Background: Typically, the .status.{capacity,allocatable} values are determined by the resources configured for the Docker daemon (see for example the docker Quick Start Guide for Mac). Since many of the Pods deployed by Gardener have quite high .spec.resources.requests, the Nodes easily get filled up and only a few Pods can be scheduled (even if they barely consume any of their reserved resources). In order to improve the user experience, on startup/leader election the provider-local extension submits an empty patch which triggers the "node webhook" (see the below section) for the seed cluster. The webhook will increase the capacity of the Nodes to allow all Pods to be scheduled. For the shoot clusters, this empty patch trigger is not needed since the MutatingWebhookConfiguration is reconciled by the ControlPlane controller and exists before the Node object gets registered.

Shoot

This webhook reacts on the ConfigMap used by the kube-proxy and sets the maxPerCore field to 0 since other values don't work well in conjunction with the kindest/node image which is used as base for the shoot worker machine pods (ref).

machine-controller-manager-provider-local

Out of tree (controller-based) implementation for local as a new provider. The local out-of-tree provider implements the interface defined at MCM OOT driver.

For every Machine object, the local machine provider creates a Pod in the shoot control plane namespace. A machine pod uses an image based on kind's node image (kindest/node). The machine's user data is deployed as a Secret in the shoot control plane namespace and mounted into the machine pod. In contrast to kind, the local machine image doesn't directly run kubelet as a systemd unit. Instead, it has a unit for running the user data script at /etc/machine/userdata.

The local provider spec of the MachineClass supports the following fields:

apiVersion: machine.sapcloud.io/v1alpha1
kind: MachineClass
metadata:
  name: shoot--garden-local--local-worker-06d11
  namespace: shoot--garden-local--local
provider: local
providerSpec:
  image: registry.local.gardener.cloud:5001/local-skaffold_gardener-extension-provider-local-node:...
  ipPoolNameV4: shoot-machine-pods-shoot--garden-local--local-ipv4
  ipPoolNameV6: shoot-machine-pods-shoot--garden-local--local-ipv6
  namespace: shoot--garden-local--local

The image field specifies the image reference for the provider-local/node image. It is determined from the CloudProfile.spec.providerConfig.machineImages field. The ipPoolNameV{4,6} fields specify the name of the calico IPPools to allocate IP addresses for the machine pods from (which are created by the Infrastructure controller). The names are passed to the cni.projectcalico.org/ipv{4,6}pools annotations on the machine pods. The namespace field specifies the namespace in which the machine pods are created. Typically, this is the shoot control plane namespace.

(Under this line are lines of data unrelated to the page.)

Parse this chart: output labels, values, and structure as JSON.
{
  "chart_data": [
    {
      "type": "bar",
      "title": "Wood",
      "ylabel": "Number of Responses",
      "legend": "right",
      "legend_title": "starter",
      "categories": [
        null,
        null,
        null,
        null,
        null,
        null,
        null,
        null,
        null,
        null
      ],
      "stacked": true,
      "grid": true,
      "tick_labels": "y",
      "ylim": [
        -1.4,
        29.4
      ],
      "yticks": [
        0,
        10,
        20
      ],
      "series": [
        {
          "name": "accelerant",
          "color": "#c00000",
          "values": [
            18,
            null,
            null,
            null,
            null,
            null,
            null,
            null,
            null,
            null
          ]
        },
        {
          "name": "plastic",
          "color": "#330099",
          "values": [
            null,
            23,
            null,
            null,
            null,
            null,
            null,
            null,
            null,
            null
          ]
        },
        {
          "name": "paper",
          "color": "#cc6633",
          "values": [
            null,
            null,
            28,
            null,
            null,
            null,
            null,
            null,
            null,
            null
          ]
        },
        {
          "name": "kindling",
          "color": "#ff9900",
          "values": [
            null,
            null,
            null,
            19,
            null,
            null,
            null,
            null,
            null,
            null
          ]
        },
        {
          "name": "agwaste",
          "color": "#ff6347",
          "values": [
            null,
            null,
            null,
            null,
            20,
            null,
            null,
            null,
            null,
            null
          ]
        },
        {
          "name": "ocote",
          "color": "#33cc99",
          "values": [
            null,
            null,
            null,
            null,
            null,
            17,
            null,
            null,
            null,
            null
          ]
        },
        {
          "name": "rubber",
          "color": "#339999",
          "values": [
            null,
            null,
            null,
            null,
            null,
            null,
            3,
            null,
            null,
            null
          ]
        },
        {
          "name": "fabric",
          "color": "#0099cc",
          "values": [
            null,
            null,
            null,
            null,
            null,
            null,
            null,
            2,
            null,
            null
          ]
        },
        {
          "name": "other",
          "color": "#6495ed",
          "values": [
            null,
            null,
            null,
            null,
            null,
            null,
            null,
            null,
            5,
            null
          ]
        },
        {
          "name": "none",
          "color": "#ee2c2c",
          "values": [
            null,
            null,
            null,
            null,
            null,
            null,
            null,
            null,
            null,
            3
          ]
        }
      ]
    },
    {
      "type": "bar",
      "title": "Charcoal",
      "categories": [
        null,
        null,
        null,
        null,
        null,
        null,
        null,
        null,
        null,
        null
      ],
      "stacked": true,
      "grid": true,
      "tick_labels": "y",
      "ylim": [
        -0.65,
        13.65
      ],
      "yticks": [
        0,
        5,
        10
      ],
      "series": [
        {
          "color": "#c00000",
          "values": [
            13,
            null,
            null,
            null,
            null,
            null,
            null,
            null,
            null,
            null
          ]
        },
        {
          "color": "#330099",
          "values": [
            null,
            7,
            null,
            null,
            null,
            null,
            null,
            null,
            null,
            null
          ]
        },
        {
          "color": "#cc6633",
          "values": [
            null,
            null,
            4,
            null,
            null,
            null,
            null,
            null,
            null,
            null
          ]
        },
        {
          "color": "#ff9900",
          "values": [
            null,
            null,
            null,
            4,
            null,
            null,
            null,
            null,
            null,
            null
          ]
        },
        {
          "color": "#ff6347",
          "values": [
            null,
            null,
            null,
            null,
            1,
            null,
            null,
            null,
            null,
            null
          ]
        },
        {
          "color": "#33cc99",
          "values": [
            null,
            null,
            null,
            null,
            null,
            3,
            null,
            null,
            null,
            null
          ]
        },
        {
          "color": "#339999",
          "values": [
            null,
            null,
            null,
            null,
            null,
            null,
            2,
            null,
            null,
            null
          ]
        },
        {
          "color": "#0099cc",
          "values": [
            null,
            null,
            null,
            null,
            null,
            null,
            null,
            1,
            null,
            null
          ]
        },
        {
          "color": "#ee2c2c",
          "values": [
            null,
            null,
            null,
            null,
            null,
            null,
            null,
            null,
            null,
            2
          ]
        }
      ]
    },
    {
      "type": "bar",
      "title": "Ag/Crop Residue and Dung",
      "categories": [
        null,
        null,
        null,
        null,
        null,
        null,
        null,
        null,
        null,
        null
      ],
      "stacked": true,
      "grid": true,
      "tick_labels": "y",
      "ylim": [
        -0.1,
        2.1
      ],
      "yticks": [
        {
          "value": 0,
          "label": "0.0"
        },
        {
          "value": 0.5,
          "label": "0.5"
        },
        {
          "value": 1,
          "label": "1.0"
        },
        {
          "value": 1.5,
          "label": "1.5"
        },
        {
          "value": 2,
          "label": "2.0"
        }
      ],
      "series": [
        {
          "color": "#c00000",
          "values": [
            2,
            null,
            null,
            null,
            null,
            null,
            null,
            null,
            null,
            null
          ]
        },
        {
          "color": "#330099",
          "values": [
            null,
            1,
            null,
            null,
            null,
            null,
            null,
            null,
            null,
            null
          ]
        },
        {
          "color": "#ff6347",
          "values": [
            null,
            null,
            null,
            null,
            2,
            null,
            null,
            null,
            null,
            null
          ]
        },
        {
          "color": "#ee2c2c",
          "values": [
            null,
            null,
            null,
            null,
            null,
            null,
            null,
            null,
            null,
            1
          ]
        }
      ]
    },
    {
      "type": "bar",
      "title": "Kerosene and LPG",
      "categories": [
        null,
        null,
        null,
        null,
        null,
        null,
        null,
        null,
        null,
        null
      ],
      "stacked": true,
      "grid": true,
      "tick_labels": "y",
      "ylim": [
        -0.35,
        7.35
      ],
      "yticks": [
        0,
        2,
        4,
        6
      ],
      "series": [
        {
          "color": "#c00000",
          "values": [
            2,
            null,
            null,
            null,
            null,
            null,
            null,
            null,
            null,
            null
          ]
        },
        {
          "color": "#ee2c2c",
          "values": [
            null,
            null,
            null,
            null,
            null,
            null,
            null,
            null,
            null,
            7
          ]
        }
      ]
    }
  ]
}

However, for self-hosted shoots with managed infrastructure, this is the kind cluster namespace where the infrastructure resources are created during gardenadm bootstrap (the control plane namespace is kube-system in this case).

Typically, machines running in a cloud infrastructure environment can resolve the hostnames of other machines in the same cluster/network. To mimic this behavior in the local setup, the machine provider creates a Service for every Machine with the same name as the Pod. With this, local Nodes and Bastions can connect to other Nodes via their hostname.

Future Work

Future work could mostly focus on resolving the above listed limitations, i.e.:

• Implement a cloud-controller-manager and deploy it via the ControlPlane controller.
• Properly implement .spec.machineTypes in the CloudProfiles (i.e., configure .spec.resources properly for the created shoot worker machine pods).